Когда Натан открыл дверь вернувшемуся Эвану, тот заметил некое обновление интерьера. Посреди номера стояла большая туристская сумка, которую, пока он ходил курить, приготовил и начал паковать Натан.

Прежде чем Эван успел спросить, зачем это, Натан объяснил:

– Сейчас приедет моя старшенькая, Якира, и отвезет Юдит к себе в Кфар-Эцион. А потом я отправлюсь за лекарством.

– За лекарством? – переспросил ошарашенный Эван.

Натан кивнул. Когда он кивал, то чуть-чуть выдвигал вперед нижнюю челюсть и становился похож на цокающего варанчика.

– Мне нужно достать лекарство. Чудодейственное средство. Единственное, которое может в кратчайший срок залечить все раны. Я принесу его и протяну своей возлюбленной Юдит, и оно в два счета поставит ее на ноги.

И как бы в доказательство этого рав Натан чуть-чуть подпрыгнул.

– Как называется это замечательное средство? – не удержался Эван.
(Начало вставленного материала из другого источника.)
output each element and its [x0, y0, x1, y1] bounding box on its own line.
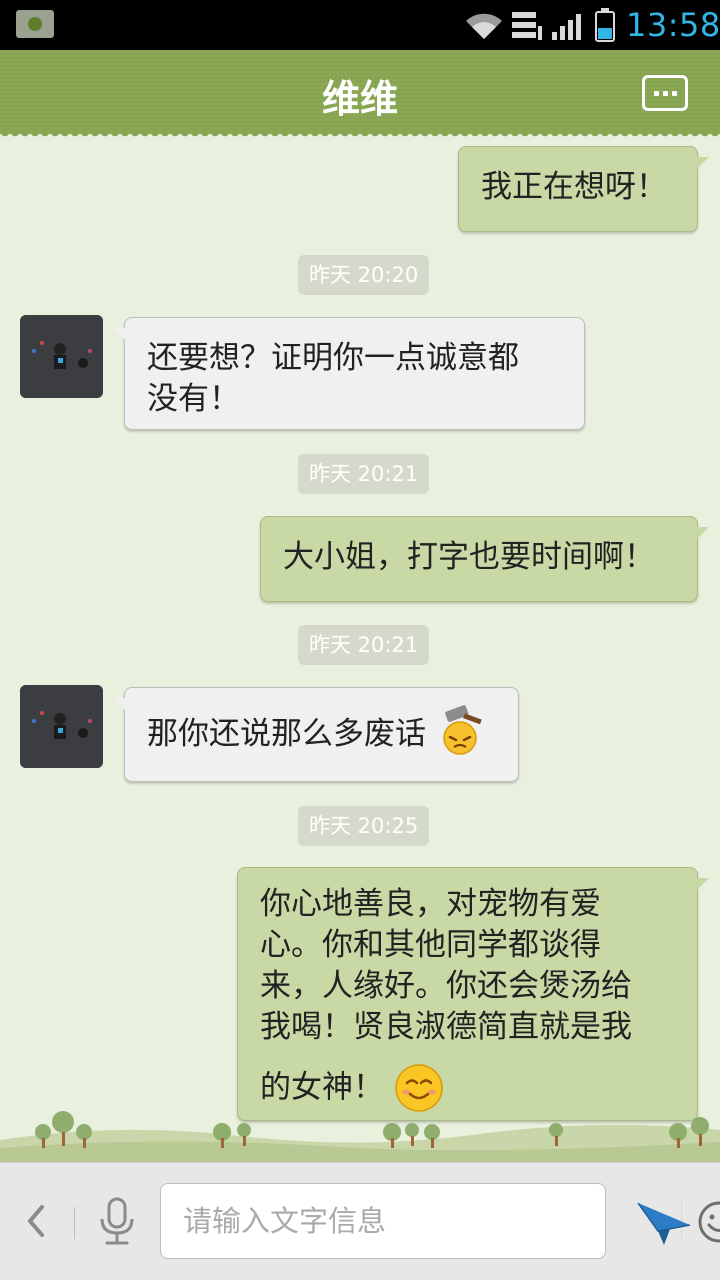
- message-text: 那你还说那么多废话: [147, 716, 426, 752]
- network-type-icon: [512, 12, 542, 40]
- android-debug-icon: [16, 10, 54, 38]
- incoming-message[interactable]: 那你还说那么多废话: [113, 687, 519, 782]
- outgoing-message[interactable]: 我正在想呀！: [458, 146, 709, 232]
- more-options-button[interactable]: [642, 75, 688, 111]
- chevron-left-icon: [27, 1205, 44, 1237]
- contact-name: 维维: [321, 77, 398, 121]
- chat-area[interactable]: 我正在想呀！ 昨天 20:20 还要想？证明你一点诚意都 没有！ 昨天 20:2…: [0, 134, 720, 1164]
- more-dot: [663, 91, 668, 96]
- timestamp: 昨天 20:21: [298, 625, 430, 665]
- message-text: 大小姐，打字也要时间啊！: [283, 539, 655, 575]
- message-text: 没有！: [147, 381, 240, 417]
- more-dot: [672, 91, 677, 96]
- message-text: 心。你和其他同学都谈得: [260, 927, 601, 963]
- scenery-decoration: [0, 1111, 720, 1162]
- timestamp: 昨天 20:21: [298, 454, 430, 494]
- smiley-icon[interactable]: [697, 1200, 720, 1244]
- message-input[interactable]: [183, 1200, 503, 1242]
- signal-strength-icon: [552, 14, 581, 40]
- hammer-angry-emoji: [443, 704, 482, 755]
- message-text: 你心地善良，对宠物有爱: [260, 886, 601, 922]
- toolbar-divider: [74, 1207, 75, 1239]
- microphone-icon[interactable]: [95, 1197, 139, 1247]
- avatar-image: [20, 315, 103, 398]
- wifi-icon: [466, 13, 502, 40]
- status-bar: 13:58: [0, 0, 720, 50]
- outgoing-message[interactable]: 你心地善良，对宠物有爱 心。你和其他同学都谈得 来，人缘好。你还会煲汤给 我喝！…: [237, 867, 709, 1121]
- more-options-icon: [654, 91, 659, 96]
- battery-icon: [595, 8, 615, 42]
- input-bar: [0, 1162, 720, 1280]
- timestamp: 昨天 20:25: [298, 806, 430, 846]
- contact-avatar[interactable]: [20, 315, 103, 398]
- message-text: 还要想？证明你一点诚意都: [147, 340, 519, 376]
- chat-header: 维维: [0, 50, 720, 140]
- contact-avatar[interactable]: [20, 685, 103, 768]
- send-icon[interactable]: [636, 1197, 692, 1247]
- message-text: 我喝！贤良淑德简直就是我: [260, 1009, 632, 1045]
- message-text: 我正在想呀！: [481, 169, 667, 205]
- back-button[interactable]: [24, 1201, 52, 1241]
- message-input-container: [160, 1183, 720, 1259]
- incoming-message[interactable]: 还要想？证明你一点诚意都 没有！: [113, 317, 585, 430]
- timestamp: 昨天 20:20: [298, 255, 430, 295]
- clock: 13:58: [626, 6, 720, 44]
- outgoing-message[interactable]: 大小姐，打字也要时间啊！: [260, 516, 709, 602]
- message-text: 来，人缘好。你还会煲汤给: [260, 968, 632, 1004]
- avatar-image: [20, 685, 103, 768]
– Канфей-Шомрон, – отвечал рав Натан.

Выспренность речей Натана Изака и переизбыток в них пафоса могли достать кого угодно. Как бы то ни было, советоваться с ним Эван не стал.

* * *

Наши мудрецы говорят, что мужчина правит в этом мире, потому что нынешний мир – это мир ratio. Женщина в нем чужая. Зато следующий мир – «аолам аба» – будет принадлежать женщине, ибо в нем главным средством постижения действительности станет интуиция. А она, как известно, орудие женщины. Я из этого делаю вывод, что наша Вика там будет королевой королев, ибо по части интуиции она суперженщина. Утверждаю это с полным основанием, ибо сам в описываемый здесь день оказался свидетелем проявления у нее этого дара. Узнав от ее сестры, что их мама с папой приезжают на один день и, как обычно, все перепутав, то есть решив, что они прилетели в шесть утра, а не в шесть вечера, как это было на самом деле, я около четырех дня заявился к ним в квартирку на улице Шешет Аямим, что взбирается на вспухшую у самой обочины города горку, которую я по привычке зову Скорпионовой, поскольку однажды вечером встретился мне там спешащий по каким-то делам скорпион. В эту квартирку на Шешет Аямим я часто захаживал в те времена, когда Викушка была еще совсем малышкой. Вздернутый носик и симметричный ему хвостик на затылке уже наличествовали, а все остальное было покрыто медной мелочью веснушек, которую впоследствии склевало хохлатое время. С той поры я навсегда полюбил гостеприимнейшего, хотя и несколько недотепистого, Моисейгригорича и его жену, очаровательную Татьяну Владимировну. Не исключено, впрочем, что именно пообщавшись со мною, они и начали бояться религиозных.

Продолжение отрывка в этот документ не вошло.